Ryder gently shushed him. “And you’re not in any state to do that quite yet.”
But Elgar was still not done being shocked. He pointed a shaking finger at Fiona. “That is Wyvern!”
She dusted herself off and nodded. “It's good to see you again, Elgar. I’m so relieved you’re here with Eyros. Looking after him as you always have done.”
Her eyes were filled with kindness. She knew what would happen to Elgar and she was grieved for it. A lump formed in Eyros’ throat. How long had it been since he had seen Wyvern’s kindness? Too long.
“And that is–”
“Charlie,” everyone said in unison as Charlie blinked owlishly at him.
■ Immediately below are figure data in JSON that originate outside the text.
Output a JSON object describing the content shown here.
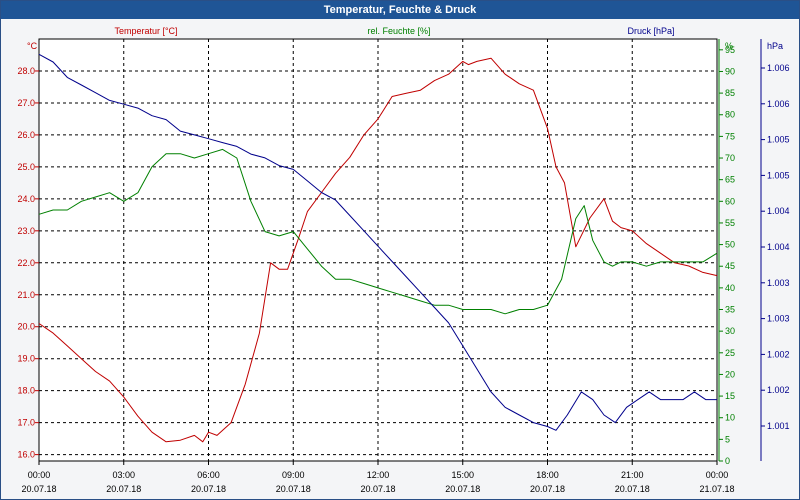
{
  "window": {
    "title": "Temperatur, Feuchte & Druck"
  },
  "chart_data": {
    "type": "line",
    "title": "Temperatur, Feuchte & Druck",
    "grid": true,
    "x_ticks": [
      {
        "t": "00:00",
        "d": "20.07.18"
      },
      {
        "t": "03:00",
        "d": "20.07.18"
      },
      {
        "t": "06:00",
        "d": "20.07.18"
      },
      {
        "t": "09:00",
        "d": "20.07.18"
      },
      {
        "t": "12:00",
        "d": "20.07.18"
      },
      {
        "t": "15:00",
        "d": "20.07.18"
      },
      {
        "t": "18:00",
        "d": "20.07.18"
      },
      {
        "t": "21:00",
        "d": "20.07.18"
      },
      {
        "t": "00:00",
        "d": "21.07.18"
      }
    ],
    "x_range_hours": [
      0,
      24
    ],
    "axes": {
      "left": {
        "unit": "°C",
        "label": "Temperatur [°C]",
        "color": "#c00000",
        "range": [
          15.8,
          29.0
        ],
        "ticks": [
          "16.0",
          "17.0",
          "18.0",
          "19.0",
          "20.0",
          "21.0",
          "22.0",
          "23.0",
          "24.0",
          "25.0",
          "26.0",
          "27.0",
          "28.0"
        ]
      },
      "mid": {
        "unit": "%",
        "label": "rel. Feuchte [%]",
        "color": "#008000",
        "range": [
          0,
          97.5
        ],
        "ticks": [
          "0",
          "5",
          "10",
          "15",
          "20",
          "25",
          "30",
          "35",
          "40",
          "45",
          "50",
          "55",
          "60",
          "65",
          "70",
          "75",
          "80",
          "85",
          "90",
          "95"
        ]
      },
      "right": {
        "unit": "hPa",
        "label": "Druck [hPa]",
        "color": "#00008b",
        "range": [
          1000.8,
          1006.3
        ],
        "ticks": [
          "1.001",
          "1.002",
          "1.002",
          "1.003",
          "1.003",
          "1.004",
          "1.004",
          "1.005",
          "1.005",
          "1.006",
          "1.006"
        ]
      }
    },
    "series": [
      {
        "name": "Temperatur [°C]",
        "axis": "left",
        "color": "#c00000",
        "x": [
          0,
          0.5,
          1,
          1.5,
          2,
          2.5,
          3,
          3.5,
          4,
          4.5,
          5,
          5.5,
          5.8,
          6,
          6.3,
          6.8,
          7.3,
          7.8,
          8.2,
          8.5,
          8.8,
          9.2,
          9.5,
          10,
          10.5,
          11,
          11.5,
          12,
          12.5,
          13,
          13.5,
          14,
          14.5,
          15,
          15.2,
          15.5,
          16,
          16.5,
          17,
          17.5,
          18,
          18.3,
          18.6,
          19,
          19.5,
          20,
          20.3,
          20.6,
          21,
          21.5,
          22,
          22.5,
          23,
          23.5,
          24
        ],
        "y": [
          20.1,
          19.8,
          19.4,
          19.0,
          18.6,
          18.3,
          17.8,
          17.2,
          16.7,
          16.4,
          16.45,
          16.6,
          16.4,
          16.7,
          16.6,
          17.0,
          18.2,
          19.8,
          22.0,
          21.8,
          21.8,
          22.8,
          23.6,
          24.2,
          24.8,
          25.3,
          26.0,
          26.5,
          27.2,
          27.3,
          27.4,
          27.7,
          27.9,
          28.3,
          28.2,
          28.3,
          28.4,
          27.9,
          27.6,
          27.4,
          26.2,
          25.0,
          24.5,
          22.5,
          23.4,
          24.0,
          23.3,
          23.1,
          23.0,
          22.6,
          22.3,
          22.0,
          21.9,
          21.7,
          21.6
        ]
      },
      {
        "name": "rel. Feuchte [%]",
        "axis": "mid",
        "color": "#008000",
        "x": [
          0,
          0.5,
          1,
          1.5,
          2,
          2.5,
          3,
          3.5,
          4,
          4.5,
          5,
          5.5,
          6,
          6.5,
          7,
          7.5,
          8,
          8.5,
          9,
          9.5,
          10,
          10.5,
          11,
          11.5,
          12,
          12.5,
          13,
          13.5,
          14,
          14.5,
          15,
          15.5,
          16,
          16.5,
          17,
          17.5,
          18,
          18.5,
          19,
          19.3,
          19.6,
          20,
          20.3,
          20.6,
          21,
          21.5,
          22,
          22.5,
          23,
          23.5,
          24
        ],
        "y": [
          57,
          58,
          58,
          60,
          61,
          62,
          60,
          62,
          68,
          71,
          71,
          70,
          71,
          72,
          70,
          60,
          53,
          52,
          53,
          49,
          45,
          42,
          42,
          41,
          40,
          39,
          38,
          37,
          36,
          36,
          35,
          35,
          35,
          34,
          35,
          35,
          36,
          42,
          56,
          59,
          51,
          46,
          45,
          46,
          46,
          45,
          46,
          46,
          46,
          46,
          48
        ]
      },
      {
        "name": "Druck [hPa]",
        "axis": "right",
        "color": "#00008b",
        "x": [
          0,
          0.5,
          1,
          1.5,
          2,
          2.5,
          3,
          3.5,
          4,
          4.5,
          5,
          5.5,
          6,
          6.5,
          7,
          7.5,
          8,
          8.5,
          9,
          9.5,
          10,
          10.5,
          11,
          11.5,
          12,
          12.5,
          13,
          13.5,
          14,
          14.5,
          15,
          15.5,
          16,
          16.5,
          17,
          17.5,
          18,
          18.3,
          18.7,
          19.2,
          19.6,
          20,
          20.4,
          20.8,
          21.2,
          21.6,
          22,
          22.4,
          22.8,
          23.2,
          23.6,
          24
        ],
        "y": [
          1006.1,
          1006.0,
          1005.8,
          1005.7,
          1005.6,
          1005.5,
          1005.45,
          1005.4,
          1005.3,
          1005.25,
          1005.1,
          1005.05,
          1005.0,
          1004.95,
          1004.9,
          1004.8,
          1004.75,
          1004.65,
          1004.6,
          1004.45,
          1004.3,
          1004.2,
          1004.0,
          1003.8,
          1003.6,
          1003.4,
          1003.2,
          1003.0,
          1002.8,
          1002.6,
          1002.3,
          1002.0,
          1001.7,
          1001.5,
          1001.4,
          1001.3,
          1001.25,
          1001.2,
          1001.4,
          1001.7,
          1001.6,
          1001.4,
          1001.3,
          1001.5,
          1001.6,
          1001.7,
          1001.6,
          1001.6,
          1001.6,
          1001.7,
          1001.6,
          1001.6
        ]
      }
    ]
  }
}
He had shifted from Artemis to a rather foppish-looking young blonde who looked as if he were missing a glass of something alcoholic in one hand.
“Yes, hello. I’m Charlie,” Charlie said. “And you might also know me as… well, you know. I’m–I’m Mirryr.”
“Yes,” Elgar said faintly. “You are. All of you… are. But how? Why? They are in different bodies with different names, but it is them!”
“Ah, yes, it is them. They are from that future that I told you about,” Eyros chuckled mirthlessly. “And they need our help to get back there.”